I sondaggi di uscita di questo mese suggeriscono che il signor Trump ha vinto i veterani dal 54% al 44%; nel 2016, il sondaggio ha rilevato che ha vinto veterani dal 60 al 34 percento, un cambiamento importante che potrebbe derivare da una serie di fattori, tra cui il suo record misto su questi temi.

Il presidente eletto Joseph R. Biden Jr. troverà se stesso dover affrontare queste dinamiche politiche a casa e le realtà sul terreno mentre i progressi verso la pace tra i talebani e il governo afghano si arrestano.

I critici di un rapido ritiro prima che i talebani soddisfino le condizioni di un recente accordo di pace temono che qualsiasi tentativo di ritirare tutte le truppe americane entro la fine dell’anno potrebbe potenzialmente provocare morti sul campo. Citando la recente escalation di violenza in tutto il Paese, temono che i talebani possano riuscire a conquistare più territorio, soprattutto nel sud, centro storico del potere del gruppo.

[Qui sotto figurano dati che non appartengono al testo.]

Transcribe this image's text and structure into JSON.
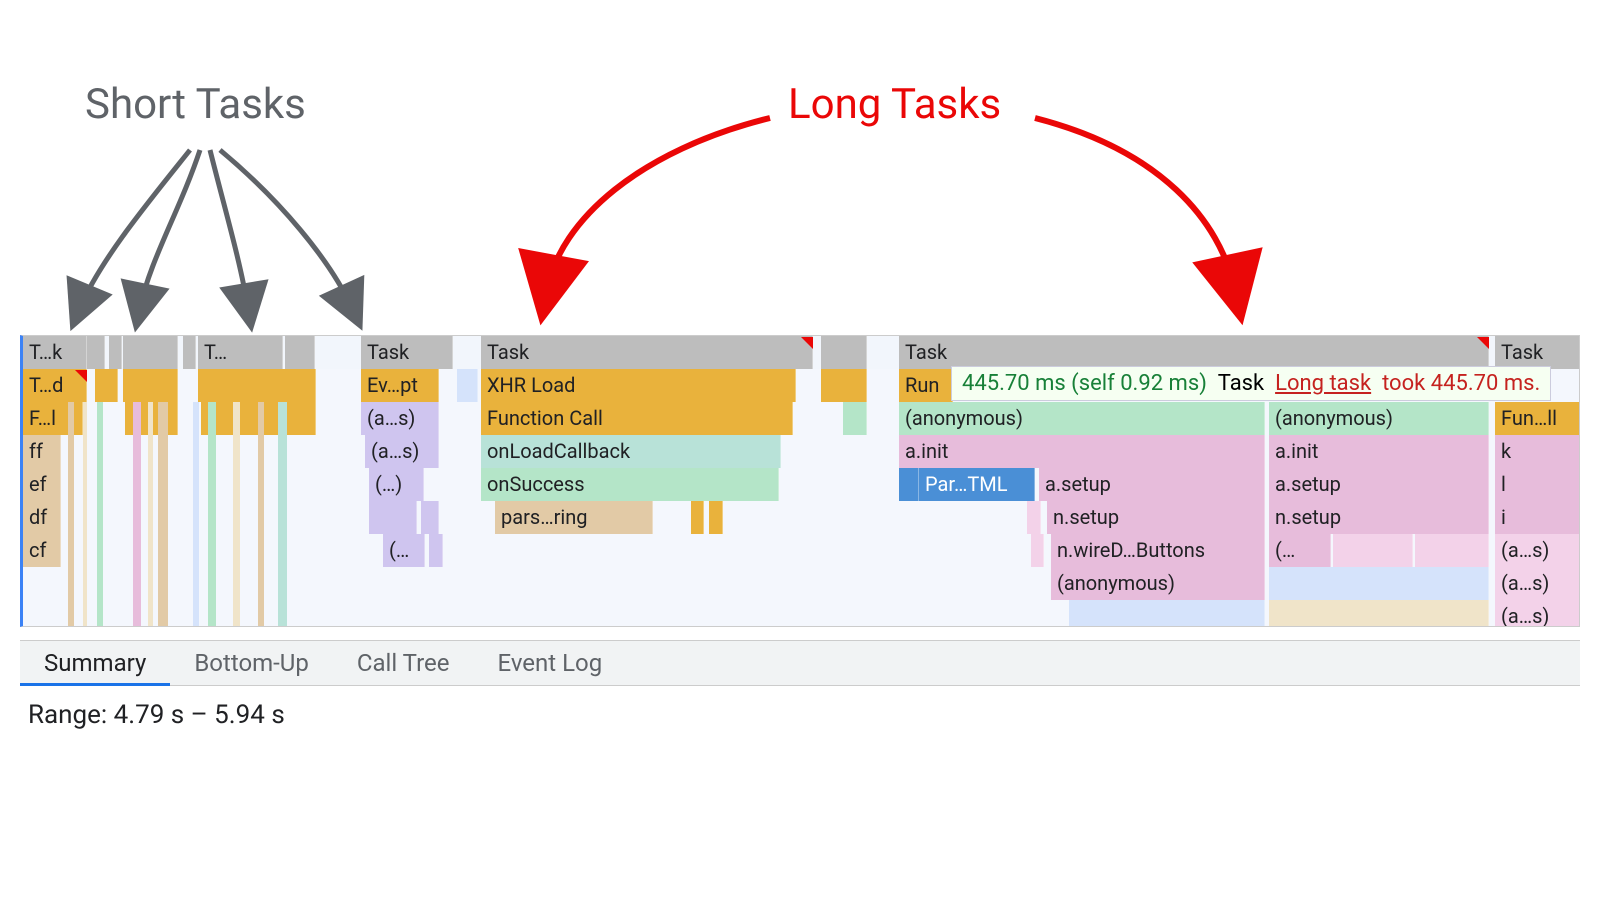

“È irresponsabile fare della riduzione delle truppe il tuo intero obiettivo politico”, ha detto Evelyn N. Farkas, un ex vice segretario aggiunto alla difesa. “Se ti ritiri in modo irresponsabile, metti a rischio obiettivi strategici e vite militari”.

Critici di un punto di ritiro accelerato alle sfide logistiche della strategia. Diversi funzionari attuali ed ex del Pentagono hanno notato che un ritiro entro due mesi – che sembra essere l’obiettivo di Trump – sarebbe una sfida, data la quantità di equipaggiamento militare che dovrebbe essere spedito per evitare di diventare bottino per i talebani.

“Quelli al Pentagono useranno l’argomento logistico per rallentare”, ha detto Dan Caldwell, un consigliere senior di Concerned Veterans for America, un gruppo che ha fortemente influenzato le politiche dei veterani sotto Trump. “Le persone hanno camminato lentamente su questo e hanno cercato di inscatolare il presidente e questo probabilmente ha sconvolto il presidente e non gli ha fatto affezionare il segretario Esper.”

Nell’ultimo anno, l’organizzazione ha speso oltre 3 milioni di dollari in pubblicità a sostegno del ritiro dell’Afghanistan. Anche personalità conservatrici dei media, tra cui Tucker Carlson, hanno sostenuto il prelievo. Se il signor Trump annuncia effettivamente un piano accelerato, “stiamo andando alla grande”, ha detto il signor Caldwell.

Ovviamente con Trump, le intenzioni fortemente espresse riguardo alle truppe spesso non si realizzano.

Dopo aver annunciato un ritiro completo delle truppe dalla Siria alla fine del 2018 – e abbandonando gli alleati curdi, per i quali lui è stato ampiamente criticato – lui ha deciso di andarsene diverse centinaia di soldati in Siria.

Ha anche detto agli assistenti che voleva ridurre notevolmente le 700 truppe americane in Somalia – la maggior parte delle quali forze per le operazioni speciali – e finora non è andato da nessuna parte.

Il signor Ruger ha detto che la pressione rimarrà quando il signor Biden entrerà in carica.

“Indipendentemente da chi sia il presidente, sosterremo buone politiche”, ha detto. “Uscire dall’Afghanistan è una buona politica.”

Thomas Gibbons-Neff ha contribuito a riportare da Kabul.